L’Algérie entretient d’excellentes relations avec la Russie, les Etats-Unis d’Amérique, la Chine, l’Europe (USA/Europe/Chine, les principaux clients et fournisseurs, 80% des échanges hors matériel militaire),  pour ne citer que les principaux acteurs internationaux qui reconnaissent  en l’Algérie, un acteur stratégique  de stabilité de  la région méditerranéenne et africaine grâce aux efforts de l’ANP et des forces de sécurité.
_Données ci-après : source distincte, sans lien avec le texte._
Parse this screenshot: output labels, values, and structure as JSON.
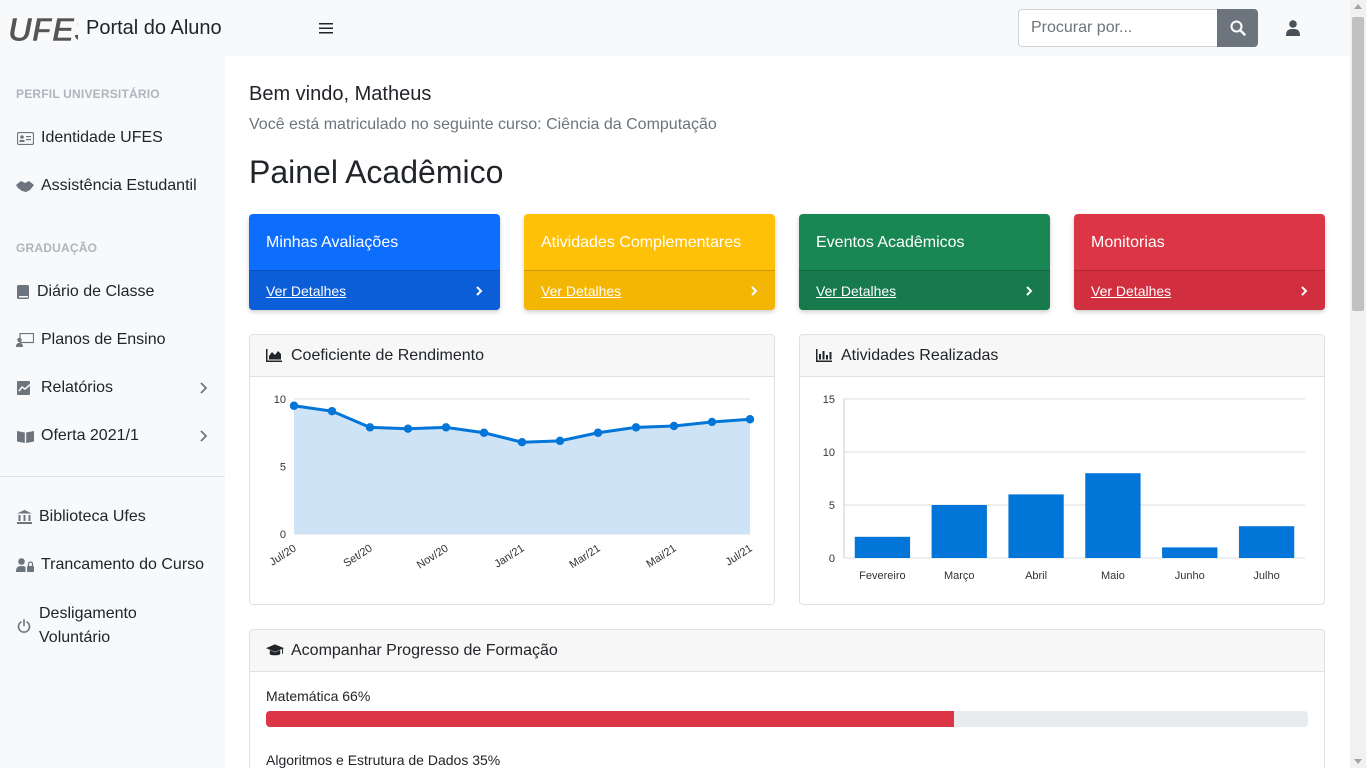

1 – Rappelons que la ville du Cap, en Afrique du Sud, a accueilli la réunion préparatoire des BRICS, les 2 et 3 juin 2023 où les ministres des Affaires étrangères du Brésil, de la Russie, de l’Inde, de l’Afrique du Sud et le vice-ministre chinois des Affaires étrangères étaient chargés de préparer le sommet des chefs d’État qui doit se tenir fin août 2023 à Johannesburg où l’Afrique du Sud exerce la présidence tournante. A été étudié le dossier de l’élargissement des BRICS à de nouveaux membres, soit comme membres soit comme observateurs, où dix-neuf pays ont exprimé leur intérêt à rejoindre les BRICS dont 13 ont officiellement déposé des demandes d’adhésion au groupe, selon l’ambassadeur de l’Afrique du Sud au sein du groupe BRICS, Anil Sooklal, dans un entretien avec l’agence américaine Bloomberg dont l’Arabie saoudite, l’Iran, l’Argentine, les Émirats arabes unis, l’Algérie, l’Égypte, Bahreïn et l’Indonésie, ainsi que deux pays d’Afrique de l’Est et un autre d’Afrique de l’Ouest, (sans les citer). Ainsi, nous devrions assister à une nouvelle configuration internationale, s’orientant vers un monde multipolaire, avec les impacts du conflit en Ukraine, le rétablissement des relations diplomatiques entre l’Iran et l’Arabie saoudite et le poids croissant des BRICS. Formé du Brésil, de la Russie, de l’Inde, de la Chine et de l’Afrique du Sud, les BRICS sont considérés comme les grandes puissances émergentes actuelles avec une démographie de 3,2 milliards d’habitants et malgré cela, le groupe ne dispose que de 15% des droits de vote à la Banque mondiale et au Fonds monétaire international.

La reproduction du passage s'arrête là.